Monday, Feb. 21, 1944
After Victory
A BELL FOR ADANO--John Hersey-- Knopf ($2.50).
This is a first novel. Angry and intense, it is half sharp-eyed, unsparing war reporting and half fast-moving, self-consciously hard-boiled fiction. It is the story of what happens behind the lines of a typical Italian town in the confused interlude between war and reconstruction-- when the Germans have been driven out and the Allies have come in, when the fascists are out of office but the civilian governments have not yet been set up, and when the high aims for which the war was fought disappear before the realities of incompetence, brutality, red tape, swollen eyes, dead bodies, ruined buildings, ruined lives, cynicism, contempt, and the starved inertia of purposeless living.
It begins when Major Victor Joppolo, 35, a senior officer of the Allied Military Government of Occupied Territory, enters the town of Adano. It ends, 266 pages and three weeks later, when he is recalled. Between these two episodes it packs: 1) a good deal of concrete information on the errors and accomplishments of the administration of the occupied village; 2) an unforgettable, sometimes sickening picture of the degradation of the Italians after 20 years of Mussolini; 3) a lopsided, bitter portrait of a loudmouthed, fire-eating, bullying U.S. general, who resembles General Patton; 4) a plot. The work of 29-year-old LIFE Editor John Hersey (Men on Bataan, Into the Valley), based on his war-reporting experiences in Sicily, it has an impact like the kick of one of the mules on the road to Adano.
Wop v. General. Hero of the book is Major Joppolo. He is patient, tenacious, understanding, humble in the sense of being willing to drudge for what he believes in, and possessed of a genuine love for Adano, the place and the people. This love is epitomized in his effort to get the people of Adano a church bell to replace the bell the Nazis carried off for scrap. Sometimes it seems that Major Joppolo is the only person who loves the villagers. Certainly he is the only one who has a practically realizable vision of what democracy can bring to Adano. Raised in The Bronx, razzed as a wop in school, a truck driver at 16, a $12-a-week grocery clerk at 20, a second-class clerk in New York City's Department of Sanitation before going into the Army, Victor Joppolo brings to Adano the unbelievable thought that government should be the servant of the people. There are no subtle shadings in Author Hersey's portraits. Victor is unqualifiedly good.
U.S. Divisional Commander General Marvin is unqualifiedly bad. He has been built up as one of the heroes of the invasion. But "I can tell you perfectly calmly that General Marvin showed himself during the invasion to be a bad man, something worse than what our troops were trying to throw out."
When a mule cart blocked his armored car outside Adano, General Marvin ordered the cart tipped off the road.
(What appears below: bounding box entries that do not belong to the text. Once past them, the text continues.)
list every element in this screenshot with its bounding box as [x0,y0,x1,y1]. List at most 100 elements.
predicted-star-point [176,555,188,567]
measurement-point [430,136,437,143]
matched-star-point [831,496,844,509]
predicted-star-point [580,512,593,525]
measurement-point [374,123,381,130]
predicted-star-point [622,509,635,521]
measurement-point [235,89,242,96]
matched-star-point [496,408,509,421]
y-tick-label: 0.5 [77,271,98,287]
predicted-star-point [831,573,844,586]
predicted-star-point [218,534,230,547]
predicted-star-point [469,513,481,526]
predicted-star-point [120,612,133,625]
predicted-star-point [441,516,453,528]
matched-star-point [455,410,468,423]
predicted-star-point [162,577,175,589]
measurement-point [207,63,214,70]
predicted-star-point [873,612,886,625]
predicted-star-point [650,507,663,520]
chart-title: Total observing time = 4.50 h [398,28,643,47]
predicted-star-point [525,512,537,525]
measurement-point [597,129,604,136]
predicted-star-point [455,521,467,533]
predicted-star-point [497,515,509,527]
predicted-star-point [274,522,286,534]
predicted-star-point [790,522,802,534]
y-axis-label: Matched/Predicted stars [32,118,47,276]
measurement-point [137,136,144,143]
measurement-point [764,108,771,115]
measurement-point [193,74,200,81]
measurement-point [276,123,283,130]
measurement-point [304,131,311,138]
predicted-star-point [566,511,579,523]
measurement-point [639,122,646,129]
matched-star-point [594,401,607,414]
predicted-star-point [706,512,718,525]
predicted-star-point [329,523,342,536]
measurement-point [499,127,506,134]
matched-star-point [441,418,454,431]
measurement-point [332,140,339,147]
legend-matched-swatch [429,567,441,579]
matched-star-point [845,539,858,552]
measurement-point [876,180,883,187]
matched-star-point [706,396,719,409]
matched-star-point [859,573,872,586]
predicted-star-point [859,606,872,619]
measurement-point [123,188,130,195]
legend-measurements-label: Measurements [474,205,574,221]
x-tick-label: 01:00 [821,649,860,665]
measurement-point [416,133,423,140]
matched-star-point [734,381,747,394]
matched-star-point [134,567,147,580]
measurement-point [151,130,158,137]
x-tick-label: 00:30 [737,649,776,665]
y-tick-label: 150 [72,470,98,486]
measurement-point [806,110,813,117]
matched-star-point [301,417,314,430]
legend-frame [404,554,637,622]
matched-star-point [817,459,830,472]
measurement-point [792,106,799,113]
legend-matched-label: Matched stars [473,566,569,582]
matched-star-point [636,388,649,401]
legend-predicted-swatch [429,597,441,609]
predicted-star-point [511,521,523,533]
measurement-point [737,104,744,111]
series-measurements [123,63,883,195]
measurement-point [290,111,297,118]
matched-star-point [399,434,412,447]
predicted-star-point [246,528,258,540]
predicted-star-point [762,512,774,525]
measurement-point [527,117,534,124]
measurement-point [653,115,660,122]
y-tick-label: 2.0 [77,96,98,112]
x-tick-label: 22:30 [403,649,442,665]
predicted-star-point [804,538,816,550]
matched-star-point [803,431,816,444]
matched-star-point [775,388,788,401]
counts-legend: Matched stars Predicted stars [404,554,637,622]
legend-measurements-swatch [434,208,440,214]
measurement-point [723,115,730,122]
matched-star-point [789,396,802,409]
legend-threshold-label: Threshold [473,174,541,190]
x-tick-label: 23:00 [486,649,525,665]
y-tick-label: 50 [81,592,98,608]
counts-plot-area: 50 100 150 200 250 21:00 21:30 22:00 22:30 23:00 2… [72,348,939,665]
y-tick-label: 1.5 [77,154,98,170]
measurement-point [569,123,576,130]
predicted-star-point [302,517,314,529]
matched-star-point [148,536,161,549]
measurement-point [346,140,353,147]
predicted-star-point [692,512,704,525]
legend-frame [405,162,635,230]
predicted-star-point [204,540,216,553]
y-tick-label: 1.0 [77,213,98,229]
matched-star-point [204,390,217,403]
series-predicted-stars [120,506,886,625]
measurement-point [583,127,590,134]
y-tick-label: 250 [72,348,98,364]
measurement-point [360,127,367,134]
When the terrified mule began to scream, the General ordered it shot. When his staff officers objected, thinking of the effect on the townspeople of Adano, the General damned them up & down. Then the General issued an order forbidding any carts to enter Adano. That stopped all food to the starving town. When General Marvin and Major Joppolo met, each felt an instantaneous, unrelenting mutual dislike that grew in a few moments to intense hatred. When the General discovered that Joppolo had countermanded his order and had let the food carts come into Adano, he cussed until he choked.
Bats in the Belfry? But slowly, in spite of General Marvin, Italian apathy, and bureaucratic red tape, Adano was cleaned up, the houses repainted, the people fed, the Italian prisoners returned to their homes. But for Major Joppolo the war was over. His requisition for a bell for Adano struck headquarters as another sign of his failing mind. And when General Marvin discovered that the Major was still on the job, he stopped reading Secretary Stimson's commendations long enough to fire Joppolo.
The mood of A Bell for Adano is bitter. Its humor is raucous and wild. At its worst, it descends to college humorous magazine slapstick. At its best it is a superb piece of reporting. Read unimaginatively, it is a deadly account of U.S. official incompetence. Stripped of its humor, it is the story of a battle for democracy, no less real for being fought without arms, more important than the military engagement that preceded it.